Sea ice decline and permafrost thaw create goose habitat in Arctic Alaska

ANCHORAGE — Warming temperatures are creating high quality habitats for black brant geese along the Arctic coast of Alaska, according to scientists with the U.S. Geological Survey.


Thousands of black brant geese migrate to the Arctic Coastal Plain of Alaska each summer to undergo their wing molt. They’re flightless for those three weeks, and need access to open water areas where they can escape from predators. They also need access to high-energy food.

The U.S. Fish and Wildlife Service began noticing a shift in black brant geese population around Teshekpuk Lake, southeast of Barrow, in the 1970s. The geese have been moving away from large inland lakes and into coastal salt marshes. Now, said Paul Flint, a research wildlife biologist with the USGS, they have found the geese aren’t changing locations because of the loss of habitat, but because of the creation of new habitat.

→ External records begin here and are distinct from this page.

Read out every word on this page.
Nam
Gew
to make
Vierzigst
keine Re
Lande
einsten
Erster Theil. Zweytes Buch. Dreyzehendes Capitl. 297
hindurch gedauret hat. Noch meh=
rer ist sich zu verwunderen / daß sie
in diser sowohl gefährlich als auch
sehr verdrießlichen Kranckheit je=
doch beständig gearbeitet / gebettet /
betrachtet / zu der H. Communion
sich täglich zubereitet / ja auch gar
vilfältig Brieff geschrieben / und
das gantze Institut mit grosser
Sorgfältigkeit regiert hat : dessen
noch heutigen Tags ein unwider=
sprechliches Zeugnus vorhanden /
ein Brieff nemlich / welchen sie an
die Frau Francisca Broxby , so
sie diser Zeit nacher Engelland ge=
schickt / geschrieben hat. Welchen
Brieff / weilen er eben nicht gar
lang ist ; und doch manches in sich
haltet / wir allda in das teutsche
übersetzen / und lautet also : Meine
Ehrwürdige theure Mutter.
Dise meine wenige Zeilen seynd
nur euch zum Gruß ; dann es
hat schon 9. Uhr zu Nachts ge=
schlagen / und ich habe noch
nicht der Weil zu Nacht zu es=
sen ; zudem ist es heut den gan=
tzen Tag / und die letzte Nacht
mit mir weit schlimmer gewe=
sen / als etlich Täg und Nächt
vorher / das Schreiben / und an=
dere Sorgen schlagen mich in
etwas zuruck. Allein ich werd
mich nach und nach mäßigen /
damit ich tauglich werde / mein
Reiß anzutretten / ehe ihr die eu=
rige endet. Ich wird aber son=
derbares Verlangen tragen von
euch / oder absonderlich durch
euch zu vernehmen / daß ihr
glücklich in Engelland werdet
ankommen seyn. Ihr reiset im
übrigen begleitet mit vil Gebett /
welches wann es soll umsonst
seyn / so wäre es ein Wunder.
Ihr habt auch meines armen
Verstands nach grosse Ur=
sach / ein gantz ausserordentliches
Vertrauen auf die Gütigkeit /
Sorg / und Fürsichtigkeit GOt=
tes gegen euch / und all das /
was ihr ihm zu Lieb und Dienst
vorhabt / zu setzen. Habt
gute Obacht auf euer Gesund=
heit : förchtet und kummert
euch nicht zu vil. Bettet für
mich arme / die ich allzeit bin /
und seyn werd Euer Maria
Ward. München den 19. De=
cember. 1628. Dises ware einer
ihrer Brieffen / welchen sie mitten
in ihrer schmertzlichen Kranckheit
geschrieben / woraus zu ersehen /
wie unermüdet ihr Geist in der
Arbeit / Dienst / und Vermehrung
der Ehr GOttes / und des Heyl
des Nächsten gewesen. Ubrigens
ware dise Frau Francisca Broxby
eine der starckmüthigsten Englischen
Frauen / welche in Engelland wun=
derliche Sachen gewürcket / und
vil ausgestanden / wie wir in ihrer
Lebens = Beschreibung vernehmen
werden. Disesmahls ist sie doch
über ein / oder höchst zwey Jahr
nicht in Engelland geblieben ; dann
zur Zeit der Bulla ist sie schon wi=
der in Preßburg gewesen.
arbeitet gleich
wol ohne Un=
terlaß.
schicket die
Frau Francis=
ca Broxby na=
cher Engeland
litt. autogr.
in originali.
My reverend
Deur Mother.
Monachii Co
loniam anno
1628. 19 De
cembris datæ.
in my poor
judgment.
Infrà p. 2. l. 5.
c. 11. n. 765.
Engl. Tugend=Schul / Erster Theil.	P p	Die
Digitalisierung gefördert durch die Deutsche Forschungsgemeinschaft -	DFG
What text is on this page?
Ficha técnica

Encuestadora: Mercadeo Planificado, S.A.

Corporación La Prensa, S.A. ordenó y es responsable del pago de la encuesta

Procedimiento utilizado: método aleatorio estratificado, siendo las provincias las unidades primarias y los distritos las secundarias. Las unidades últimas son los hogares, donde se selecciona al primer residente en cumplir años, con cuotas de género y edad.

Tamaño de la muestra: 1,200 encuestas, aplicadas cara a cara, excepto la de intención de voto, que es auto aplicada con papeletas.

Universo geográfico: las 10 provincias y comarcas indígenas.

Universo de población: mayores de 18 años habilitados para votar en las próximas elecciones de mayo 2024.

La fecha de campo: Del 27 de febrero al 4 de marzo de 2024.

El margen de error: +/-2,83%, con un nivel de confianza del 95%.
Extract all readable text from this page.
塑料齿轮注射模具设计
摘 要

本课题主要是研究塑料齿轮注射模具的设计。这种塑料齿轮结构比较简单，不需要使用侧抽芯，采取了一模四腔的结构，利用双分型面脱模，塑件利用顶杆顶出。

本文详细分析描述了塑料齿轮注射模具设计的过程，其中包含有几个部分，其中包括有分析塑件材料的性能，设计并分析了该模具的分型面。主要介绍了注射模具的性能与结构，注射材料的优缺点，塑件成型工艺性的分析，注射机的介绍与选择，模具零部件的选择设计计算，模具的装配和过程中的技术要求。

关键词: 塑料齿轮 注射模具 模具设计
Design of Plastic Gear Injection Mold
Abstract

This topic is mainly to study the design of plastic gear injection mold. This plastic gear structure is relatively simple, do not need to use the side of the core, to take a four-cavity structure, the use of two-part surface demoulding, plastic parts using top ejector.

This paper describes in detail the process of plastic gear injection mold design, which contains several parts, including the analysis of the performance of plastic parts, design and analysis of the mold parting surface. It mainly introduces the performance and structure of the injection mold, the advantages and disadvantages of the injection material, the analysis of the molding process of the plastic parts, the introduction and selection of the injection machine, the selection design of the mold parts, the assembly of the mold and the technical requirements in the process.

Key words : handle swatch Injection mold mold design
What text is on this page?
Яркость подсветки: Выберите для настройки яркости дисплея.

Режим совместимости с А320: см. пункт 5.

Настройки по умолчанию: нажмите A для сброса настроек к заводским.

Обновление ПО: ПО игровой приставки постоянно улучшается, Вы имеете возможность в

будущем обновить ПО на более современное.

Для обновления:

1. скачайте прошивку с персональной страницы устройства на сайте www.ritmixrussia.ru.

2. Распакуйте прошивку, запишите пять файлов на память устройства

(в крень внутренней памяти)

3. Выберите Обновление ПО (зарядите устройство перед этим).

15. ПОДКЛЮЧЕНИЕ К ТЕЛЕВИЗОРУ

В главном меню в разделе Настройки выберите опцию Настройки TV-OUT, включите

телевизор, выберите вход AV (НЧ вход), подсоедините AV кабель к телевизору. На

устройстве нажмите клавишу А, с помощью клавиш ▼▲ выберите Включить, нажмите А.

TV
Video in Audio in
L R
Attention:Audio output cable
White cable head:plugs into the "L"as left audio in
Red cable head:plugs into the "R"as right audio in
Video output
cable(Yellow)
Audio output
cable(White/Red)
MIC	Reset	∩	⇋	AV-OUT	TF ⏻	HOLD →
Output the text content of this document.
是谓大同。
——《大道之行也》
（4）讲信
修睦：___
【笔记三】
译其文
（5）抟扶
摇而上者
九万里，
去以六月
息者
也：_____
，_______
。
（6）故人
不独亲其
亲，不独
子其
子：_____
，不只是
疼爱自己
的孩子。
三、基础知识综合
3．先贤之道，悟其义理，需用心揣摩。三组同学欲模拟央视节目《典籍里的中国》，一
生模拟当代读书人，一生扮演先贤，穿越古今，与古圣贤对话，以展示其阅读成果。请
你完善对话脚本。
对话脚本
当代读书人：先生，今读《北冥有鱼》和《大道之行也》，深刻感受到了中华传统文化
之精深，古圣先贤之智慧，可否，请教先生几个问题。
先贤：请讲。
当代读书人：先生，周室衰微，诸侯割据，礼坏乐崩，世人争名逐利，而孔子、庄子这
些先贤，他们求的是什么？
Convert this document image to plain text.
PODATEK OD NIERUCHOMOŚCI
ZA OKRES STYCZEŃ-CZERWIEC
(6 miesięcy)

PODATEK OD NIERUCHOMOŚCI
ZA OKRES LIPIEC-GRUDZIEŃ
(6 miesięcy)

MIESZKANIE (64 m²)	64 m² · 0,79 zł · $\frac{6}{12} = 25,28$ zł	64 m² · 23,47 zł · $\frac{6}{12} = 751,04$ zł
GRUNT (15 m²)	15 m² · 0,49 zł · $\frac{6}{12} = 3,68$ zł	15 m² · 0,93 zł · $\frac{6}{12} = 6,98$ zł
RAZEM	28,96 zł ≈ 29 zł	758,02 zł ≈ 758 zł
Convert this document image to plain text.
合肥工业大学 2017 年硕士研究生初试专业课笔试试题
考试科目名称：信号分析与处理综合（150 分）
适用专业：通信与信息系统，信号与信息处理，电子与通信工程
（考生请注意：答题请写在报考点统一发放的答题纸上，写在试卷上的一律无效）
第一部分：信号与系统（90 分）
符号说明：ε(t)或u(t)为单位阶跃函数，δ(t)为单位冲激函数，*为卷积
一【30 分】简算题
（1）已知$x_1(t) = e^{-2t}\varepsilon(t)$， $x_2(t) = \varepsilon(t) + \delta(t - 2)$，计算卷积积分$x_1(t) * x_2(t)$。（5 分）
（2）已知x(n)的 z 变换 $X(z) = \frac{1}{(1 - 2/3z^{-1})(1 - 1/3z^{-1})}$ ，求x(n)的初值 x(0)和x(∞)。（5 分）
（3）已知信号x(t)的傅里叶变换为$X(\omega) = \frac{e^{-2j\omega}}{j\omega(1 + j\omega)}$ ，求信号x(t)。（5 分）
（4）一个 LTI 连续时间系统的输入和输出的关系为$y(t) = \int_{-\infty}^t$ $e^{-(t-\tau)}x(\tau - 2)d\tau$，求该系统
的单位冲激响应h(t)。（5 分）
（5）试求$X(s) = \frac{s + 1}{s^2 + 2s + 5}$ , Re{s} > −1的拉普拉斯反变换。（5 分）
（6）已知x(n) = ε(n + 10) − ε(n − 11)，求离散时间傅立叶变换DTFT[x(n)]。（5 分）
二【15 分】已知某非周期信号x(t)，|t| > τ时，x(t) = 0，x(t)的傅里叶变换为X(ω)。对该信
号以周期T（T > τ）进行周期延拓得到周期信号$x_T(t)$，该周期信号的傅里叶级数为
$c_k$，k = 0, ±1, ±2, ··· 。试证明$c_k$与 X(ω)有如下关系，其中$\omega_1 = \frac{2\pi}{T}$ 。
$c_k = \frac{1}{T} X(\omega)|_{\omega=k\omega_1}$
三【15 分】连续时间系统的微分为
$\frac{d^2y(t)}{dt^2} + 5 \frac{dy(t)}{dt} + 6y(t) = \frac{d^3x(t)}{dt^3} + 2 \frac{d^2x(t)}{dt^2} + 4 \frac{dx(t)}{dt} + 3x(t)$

Surveys conducted in new coastal molting habitats documented a 50 percent increase in the population size of molting black brant along the Arctic Coast. The authors of the study also conclude that continued reductions in sea ice and associated permafrost melting may continue to alter coastal areas toward creating more salt marshes and thus facilitate further changes in goose distributions.

“The bottom line is that there is now an abundance of high quality goose forage along the coast, therefore, we expect this process to continue and for populations of black brant and other goose species to increase,” Flint said.

Future investigations planned by the USGS will determine if the sea ice and permafrost driven changes are resulting in an overall increase in the high quality coastal vegetation used by geese or if habitat is simultaneously being lost to coastal erosion.

“This kind of information has been very helpful in determining areas that may need special considerations when planning for potential industrial development on the North Slope,” Debbie Nigro, a wildlife biologist with the Bureau of Land Management in Fairbanks, said.